IN MEMORIAM RICHMOND


Em algum momento de sua obra, Kafka fala de uma casa ideal, onde todo mundo poderia entrar a qualquer momento e sair quando bem entendesse. Ora, essas casas sempre estiveram a seu lado, em sua Praga natal. São os bares e restaurantes.

Em A Invenção do Restaurante – ensaio que recomendo aos amantes da bona-xira - Rebecca L. Spang estuda o fenômeno em suas origens, ou seja, em Paris. Considero os restaurantes um dos mais esplêndidos achados da história humana. Foi neste livro que descobri que os restaurantes evoluíram das maisons de santé até o que hoje conhecemos por restaurante.
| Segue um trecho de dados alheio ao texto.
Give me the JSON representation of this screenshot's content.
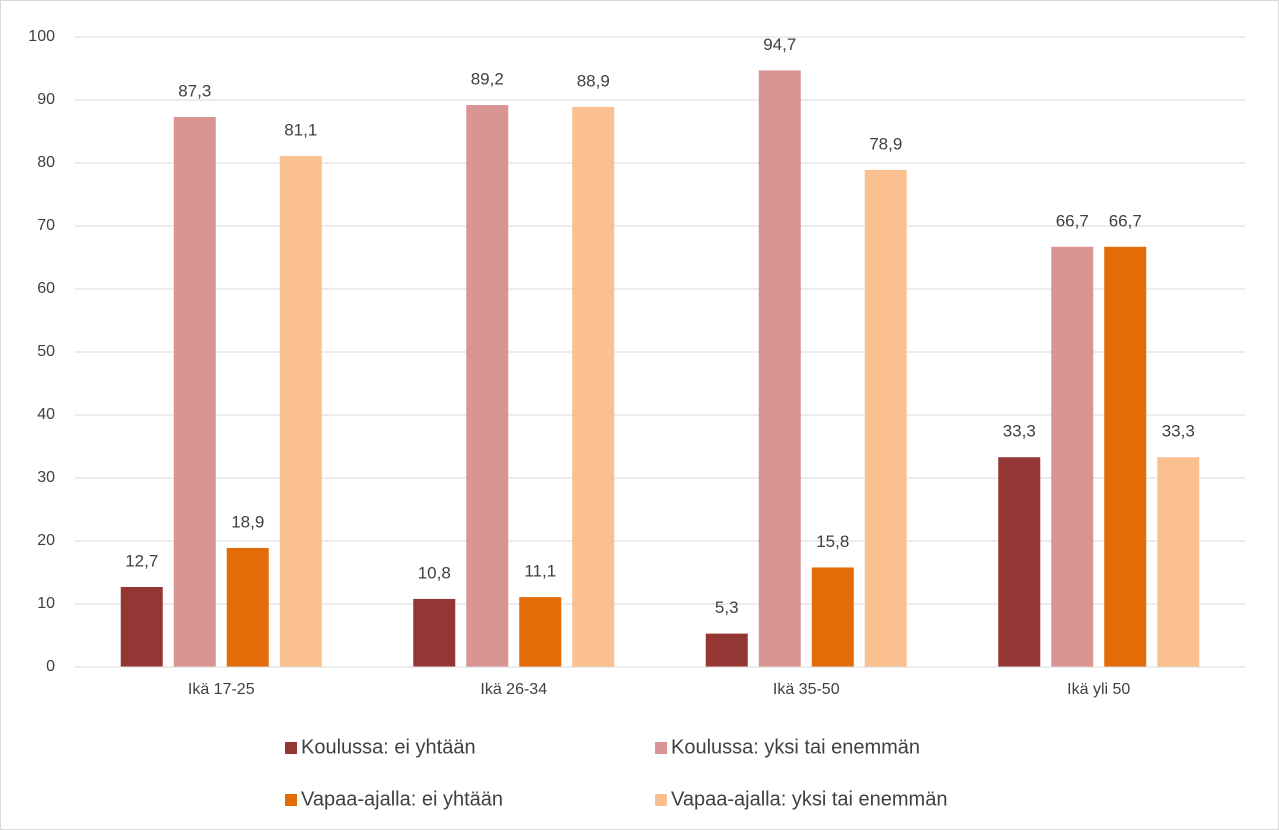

A palavra decorre de uma paráfrase de um versículo de Mateus (11:28) "Vinde a mim, todos os que estais cansados e oprimidos, e eu vos aliviarei". Lá pelos estertores do século XVIII, um dos primeiros restaurateurs da época pôs na entrada de sua casa esta frase um tanto blasfema: "Accurite ad me omnes qui stomacho laboratis et ego vos restaurabo". Ou seja, corram a mim todos vós cujos estômagos padecem, e eu vos restabelecerei.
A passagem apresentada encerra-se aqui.